In the embodiments wherein the liquid herbal extract is composed of Maca, Yohimbine, and Saw Palmetto the total volume of the fluid aphrodisiac is Va, the total volume of the herbal extract is Vh and the volume of omega oils is Vo, such that Va=Vh+Vo. The volume of the Maca extract is between 35% and 50% of Vh. The volume of the Yohimbine extract is between 25% and 30% of Vh. The volume of the Saw Palmetto extract is between 25% and 35% of Vh.

In the embodiments wherein the liquid herbal extract is composed of Maca, Damiana, and Tang-Kuei, the total volume of the fluid aphrodisiac is Va, the total volume of the herbal extract is Vh, and the volume of omega oils is Vo, such that Va=Vh+Vo. The volume of the Maca extract is between 35% and 50% of Vh. The volume of the Damiana extract is between 25% and 30% of Vh. The volume of the Tang-Kuei extract is between 25% and 35% of Vh.

In the above embodiments the liquid extracts are combined with effective amounts of omega oils. Again the total volume of the fluid aphrodisiac is Va, the total volume of the herbal extract is Vh, and the volume of omega oils is Vo, such that Va=Vh+Vo. The mixture is such that Vh is between 75% and 85% of Va, and Vo is between 15% and 25% of Va.

In the above embodiments wherein the liquid plant extract is combined with omega oils and chocolate, the chocolate can be a syrup. The volume of the chocolate syrup aphrodisiac mix is Vs. The volume of the fluid aphrodisiac is Va. The volume of the chocolate syrup is Vc. The total volume of the chocolate syrup aphrodisiac mix is Vs, such that Vs=Va+Vc. The mixture is such that Va is between 20% and 25% of Vs and Vc is between 75% and 80% of Vs.

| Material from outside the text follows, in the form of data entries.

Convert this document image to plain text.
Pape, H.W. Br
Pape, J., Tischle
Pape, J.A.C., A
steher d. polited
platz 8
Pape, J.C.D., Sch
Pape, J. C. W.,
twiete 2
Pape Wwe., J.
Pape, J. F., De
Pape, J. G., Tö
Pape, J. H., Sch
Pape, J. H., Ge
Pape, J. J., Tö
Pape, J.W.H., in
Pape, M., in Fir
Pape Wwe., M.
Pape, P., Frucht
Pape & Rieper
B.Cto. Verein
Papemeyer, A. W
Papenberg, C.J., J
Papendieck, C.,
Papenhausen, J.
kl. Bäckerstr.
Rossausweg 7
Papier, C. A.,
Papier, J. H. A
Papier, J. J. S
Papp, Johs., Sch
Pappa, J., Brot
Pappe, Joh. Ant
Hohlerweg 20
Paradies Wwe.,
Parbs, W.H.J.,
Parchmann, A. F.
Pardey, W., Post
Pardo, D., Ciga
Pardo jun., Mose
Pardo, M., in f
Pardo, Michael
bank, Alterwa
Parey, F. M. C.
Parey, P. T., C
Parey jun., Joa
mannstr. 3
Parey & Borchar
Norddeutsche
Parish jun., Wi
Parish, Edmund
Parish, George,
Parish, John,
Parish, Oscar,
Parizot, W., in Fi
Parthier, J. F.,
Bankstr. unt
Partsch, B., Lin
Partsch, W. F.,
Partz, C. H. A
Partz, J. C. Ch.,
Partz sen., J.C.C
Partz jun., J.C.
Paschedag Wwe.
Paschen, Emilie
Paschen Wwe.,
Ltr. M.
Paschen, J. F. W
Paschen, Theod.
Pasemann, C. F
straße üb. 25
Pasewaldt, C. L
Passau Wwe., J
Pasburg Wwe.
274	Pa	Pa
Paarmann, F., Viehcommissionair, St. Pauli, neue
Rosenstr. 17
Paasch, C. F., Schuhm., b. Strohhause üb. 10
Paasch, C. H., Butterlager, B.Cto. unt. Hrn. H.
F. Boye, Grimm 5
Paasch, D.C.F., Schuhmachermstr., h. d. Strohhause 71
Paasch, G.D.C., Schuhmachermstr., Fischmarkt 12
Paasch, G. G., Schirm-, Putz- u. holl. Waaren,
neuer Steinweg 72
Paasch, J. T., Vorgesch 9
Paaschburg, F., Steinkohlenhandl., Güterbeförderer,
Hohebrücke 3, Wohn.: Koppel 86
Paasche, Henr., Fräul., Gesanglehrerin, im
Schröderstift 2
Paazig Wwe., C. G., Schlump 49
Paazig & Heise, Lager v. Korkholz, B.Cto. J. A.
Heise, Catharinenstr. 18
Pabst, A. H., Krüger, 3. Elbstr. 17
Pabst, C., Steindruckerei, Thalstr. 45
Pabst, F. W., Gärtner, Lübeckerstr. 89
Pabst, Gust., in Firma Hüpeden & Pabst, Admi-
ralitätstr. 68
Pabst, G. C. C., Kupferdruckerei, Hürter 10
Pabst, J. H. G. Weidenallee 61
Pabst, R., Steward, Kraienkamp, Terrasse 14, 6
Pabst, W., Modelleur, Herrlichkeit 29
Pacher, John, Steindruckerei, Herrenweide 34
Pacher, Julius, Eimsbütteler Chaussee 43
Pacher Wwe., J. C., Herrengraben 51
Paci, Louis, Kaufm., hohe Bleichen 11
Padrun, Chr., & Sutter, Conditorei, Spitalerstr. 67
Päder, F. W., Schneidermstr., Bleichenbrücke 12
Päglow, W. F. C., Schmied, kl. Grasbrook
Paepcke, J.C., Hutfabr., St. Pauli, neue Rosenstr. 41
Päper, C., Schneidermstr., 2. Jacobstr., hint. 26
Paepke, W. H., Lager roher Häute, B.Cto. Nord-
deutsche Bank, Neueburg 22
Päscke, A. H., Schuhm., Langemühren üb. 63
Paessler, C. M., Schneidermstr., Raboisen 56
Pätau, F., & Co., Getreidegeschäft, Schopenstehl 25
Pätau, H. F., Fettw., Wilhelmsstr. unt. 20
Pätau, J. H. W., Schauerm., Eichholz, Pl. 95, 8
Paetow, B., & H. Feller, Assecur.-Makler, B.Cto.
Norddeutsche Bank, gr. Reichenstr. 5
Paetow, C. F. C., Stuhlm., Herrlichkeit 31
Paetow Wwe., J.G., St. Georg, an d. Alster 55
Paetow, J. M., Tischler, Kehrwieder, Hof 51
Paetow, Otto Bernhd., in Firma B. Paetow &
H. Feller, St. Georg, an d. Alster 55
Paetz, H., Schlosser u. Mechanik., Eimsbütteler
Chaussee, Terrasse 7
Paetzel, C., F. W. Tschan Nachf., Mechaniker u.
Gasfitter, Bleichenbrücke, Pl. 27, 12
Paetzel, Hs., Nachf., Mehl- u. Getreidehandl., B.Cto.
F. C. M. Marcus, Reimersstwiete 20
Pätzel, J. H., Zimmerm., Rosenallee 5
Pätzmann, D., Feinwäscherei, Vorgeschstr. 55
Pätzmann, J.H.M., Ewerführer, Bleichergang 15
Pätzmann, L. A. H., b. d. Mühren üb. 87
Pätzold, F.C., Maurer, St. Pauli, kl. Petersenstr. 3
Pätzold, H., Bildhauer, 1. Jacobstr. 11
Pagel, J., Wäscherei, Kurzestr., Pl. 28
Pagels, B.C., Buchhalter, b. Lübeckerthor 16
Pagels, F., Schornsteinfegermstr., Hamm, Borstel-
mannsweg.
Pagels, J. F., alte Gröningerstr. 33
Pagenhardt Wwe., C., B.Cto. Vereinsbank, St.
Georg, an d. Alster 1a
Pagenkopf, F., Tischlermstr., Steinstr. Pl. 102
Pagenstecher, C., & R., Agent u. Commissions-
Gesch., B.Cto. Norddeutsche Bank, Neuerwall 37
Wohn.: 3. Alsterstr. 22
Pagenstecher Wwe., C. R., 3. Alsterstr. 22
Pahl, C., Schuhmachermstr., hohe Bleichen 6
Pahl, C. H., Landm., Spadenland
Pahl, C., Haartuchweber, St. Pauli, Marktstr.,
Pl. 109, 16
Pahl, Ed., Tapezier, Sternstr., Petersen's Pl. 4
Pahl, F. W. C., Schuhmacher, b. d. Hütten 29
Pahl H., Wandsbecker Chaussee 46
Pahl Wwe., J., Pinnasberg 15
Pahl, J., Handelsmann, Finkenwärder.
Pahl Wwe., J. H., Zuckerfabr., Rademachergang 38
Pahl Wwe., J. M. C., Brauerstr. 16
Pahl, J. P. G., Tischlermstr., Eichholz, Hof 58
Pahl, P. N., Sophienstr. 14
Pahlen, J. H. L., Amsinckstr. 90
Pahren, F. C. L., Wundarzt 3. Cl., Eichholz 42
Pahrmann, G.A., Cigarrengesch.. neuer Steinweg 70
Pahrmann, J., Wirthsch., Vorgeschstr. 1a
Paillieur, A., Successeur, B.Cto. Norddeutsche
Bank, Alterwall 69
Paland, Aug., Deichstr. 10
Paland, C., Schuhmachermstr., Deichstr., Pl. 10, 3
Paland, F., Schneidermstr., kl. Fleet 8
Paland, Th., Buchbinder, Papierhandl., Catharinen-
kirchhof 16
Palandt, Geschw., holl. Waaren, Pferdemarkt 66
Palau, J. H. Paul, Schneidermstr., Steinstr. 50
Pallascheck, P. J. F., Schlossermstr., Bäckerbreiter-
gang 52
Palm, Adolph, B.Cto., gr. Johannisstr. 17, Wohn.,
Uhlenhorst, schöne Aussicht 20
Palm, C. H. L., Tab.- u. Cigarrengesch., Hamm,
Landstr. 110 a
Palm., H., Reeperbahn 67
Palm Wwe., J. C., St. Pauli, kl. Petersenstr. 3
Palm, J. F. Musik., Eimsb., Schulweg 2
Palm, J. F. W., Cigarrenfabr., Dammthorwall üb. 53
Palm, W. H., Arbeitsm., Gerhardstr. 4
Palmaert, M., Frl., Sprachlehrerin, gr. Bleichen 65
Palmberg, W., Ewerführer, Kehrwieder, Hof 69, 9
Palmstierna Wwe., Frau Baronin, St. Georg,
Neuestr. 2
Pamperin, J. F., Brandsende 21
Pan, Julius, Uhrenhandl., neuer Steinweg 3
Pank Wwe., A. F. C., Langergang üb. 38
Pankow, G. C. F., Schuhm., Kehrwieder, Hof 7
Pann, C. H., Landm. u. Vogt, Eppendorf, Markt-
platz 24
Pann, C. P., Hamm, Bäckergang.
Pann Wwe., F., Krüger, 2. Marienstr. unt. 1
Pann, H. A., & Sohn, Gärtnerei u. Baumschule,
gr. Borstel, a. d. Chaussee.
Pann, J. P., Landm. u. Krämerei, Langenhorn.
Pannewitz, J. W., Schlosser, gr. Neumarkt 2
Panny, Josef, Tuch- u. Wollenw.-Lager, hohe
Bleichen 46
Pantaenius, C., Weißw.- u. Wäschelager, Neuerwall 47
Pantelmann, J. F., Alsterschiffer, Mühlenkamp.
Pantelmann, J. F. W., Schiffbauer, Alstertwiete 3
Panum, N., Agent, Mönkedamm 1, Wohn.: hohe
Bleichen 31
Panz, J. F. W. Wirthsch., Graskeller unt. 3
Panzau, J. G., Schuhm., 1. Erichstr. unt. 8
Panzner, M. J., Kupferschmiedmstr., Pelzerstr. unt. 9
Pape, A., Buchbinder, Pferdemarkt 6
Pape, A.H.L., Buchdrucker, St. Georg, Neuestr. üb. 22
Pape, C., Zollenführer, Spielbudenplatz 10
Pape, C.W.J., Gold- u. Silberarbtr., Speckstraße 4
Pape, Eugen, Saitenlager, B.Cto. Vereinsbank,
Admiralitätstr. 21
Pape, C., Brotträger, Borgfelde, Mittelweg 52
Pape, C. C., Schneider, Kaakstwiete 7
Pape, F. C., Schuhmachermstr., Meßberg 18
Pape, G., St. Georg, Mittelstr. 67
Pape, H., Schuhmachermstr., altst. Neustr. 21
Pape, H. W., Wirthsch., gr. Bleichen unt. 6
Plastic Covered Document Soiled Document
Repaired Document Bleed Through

Thus the reader can see that there are many embodiments of the proposed invention. While the above description contains many specificities, these should not be construed as limitations on the scope of the invention, but rather as an exemplification of several preferred embodiments thereof.

One can see that the effectiveness of herbal aphrodisiacs is unexpectedly greatly enhanced by the combining of such herbs with effective amounts of omega oils, thus creating a new combination of substances, which can outperform the libido enhancing drugs that have been developed.

Accordingly the scope of the invention should be determined not by the embodiments illustrated, but by the appended claims and their legal equivalents.